SEPs in the City: Realizing the promise of Smart Cities requires fair licensing of standard-essential patents

The global economy is more and more dependent on wireless and digital technologies built on the interoperability afforded by technical standards. The average person encounters these standards from the moment they turn off their Wi-Fi—enabled alarm clock to their morning commute in a connected city. Standards are a tool that helps creators of new technologies develop innovative products that can reliably work together. As a result, consumers benefit from increased competition, innovation, lower prices and the easy adoption of new technologies.

A single technical standard (e.g. a cellular standard like LTE) can include many patents that are essential to implementation and may be needed by any innovator using that standard in its product. Once a standard is adopted and massive financial investments have been made to build out infrastructure and networks based on that standard, the cost of switching can be exorbitant, giving standard-essential patent (SEP) owners massive power to control the market.

To guard against abuse of this power, standards-setting organizations ask those offering their patented inventions for inclusion in a standard to voluntarily agree to license those patents on fair, reasonable, and non-discriminatory (FRAND) terms. These voluntarily made licensing commitments are critical guardrails that ensure anyone interested in utilizing a standard can license the essential patents necessary to do so. This commitment provides a level playing field for all stakeholders.

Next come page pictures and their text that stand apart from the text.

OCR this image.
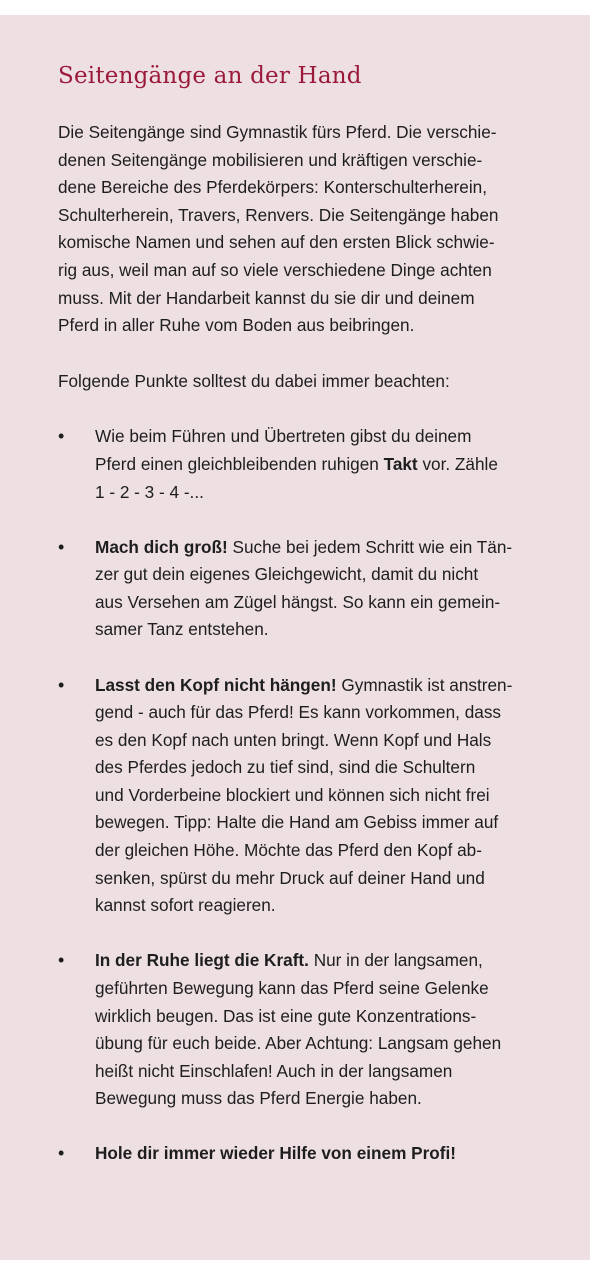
Seitengänge an der Hand
Die Seitengänge sind Gymnastik fürs Pferd. Die verschie-
denen Seitengänge mobilisieren und kräftigen verschie-
dene Bereiche des Pferdekörpers: Konterschulterherein,
Schulterherein, Travers, Renvers. Die Seitengänge haben
komische Namen und sehen auf den ersten Blick schwie-
rig aus, weil man auf so viele verschiedene Dinge achten
muss. Mit der Handarbeit kannst du sie dir und deinem
Pferd in aller Ruhe vom Boden aus beibringen.
Folgende Punkte solltest du dabei immer beachten:
• Wie beim Führen und Übertreten gibst du deinem
Pferd einen gleichbleibenden ruhigen Takt vor. Zähle
1 - 2 - 3 - 4 -...
• Mach dich groß! Suche bei jedem Schritt wie ein Tän-
zer gut dein eigenes Gleichgewicht, damit du nicht
aus Versehen am Zügel hängst. So kann ein gemein-
samer Tanz entstehen.
• Lasst den Kopf nicht hängen! Gymnastik ist anstren-
gend - auch für das Pferd! Es kann vorkommen, dass
es den Kopf nach unten bringt. Wenn Kopf und Hals
des Pferdes jedoch zu tief sind, sind die Schultern
und Vorderbeine blockiert und können sich nicht frei
bewegen. Tipp: Halte die Hand am Gebiss immer auf
der gleichen Höhe. Möchte das Pferd den Kopf ab-
senken, spürst du mehr Druck auf deiner Hand und
kannst sofort reagieren.
• In der Ruhe liegt die Kraft. Nur in der langsamen,
geführten Bewegung kann das Pferd seine Gelenke
wirklich beugen. Das ist eine gute Konzentrations-
übung für euch beide. Aber Achtung: Langsam gehen
heißt nicht Einschlafen! Auch in der langsamen
Bewegung muss das Pferd Energie haben.
• Hole dir immer wieder Hilfe von einem Profi!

Unfortunately, some standard-essential patent owners are reneging on their FRAND licensing commitments and exploiting their market power – delaying new technologies, reducing competition and strangling innovation. These abusive practices include attempting to seek product bans to force innovators to accept [inordinate?] rates for licenses, refusal to license to certain manufacturers, and requiring companies to take on additional patent licenses they do not need.

It is increasingly critical for companies to be able to obtain licenses for patents that are needed to use these standards. Left unchecked, the abusive and rent-seeking actions by some of these standard-essential patent owners will continue to expand to affect a diverse range of industries, thereby threatening the future of competition and innovation. From automakers and medical device manufacturers to agriculture and energy companies, the more reliant industries become on wireless and digital technologies, the more destructive the impact of this abuse can be. Unless this behavior stops, these gatekeepers can hold the innovation economy hostage and inhibit the creation and use of new critical 5G applications and services including artificial intelligence, connected vehicles, AR/VR and Internet of Things (IoT)-related applications.

Save Our Standards is a broad-based coalition of innovators, associations, academics, and consumer groups dedicated to reinforcing the FRAND licensing commitment and its important role in technical standards to enable competition and innovation that directly benefits consumers. We work to educate decision-makers and stakeholders on policies that allow all innovators to thrive through pro-competitive practices and the reinforcement of fair, reasonable and non-discriminatory licensing terms for standard-essential patents. Our coalition has one goal: to promote innovation, economic growth and recovery through the fair licensing of standard-essential patents.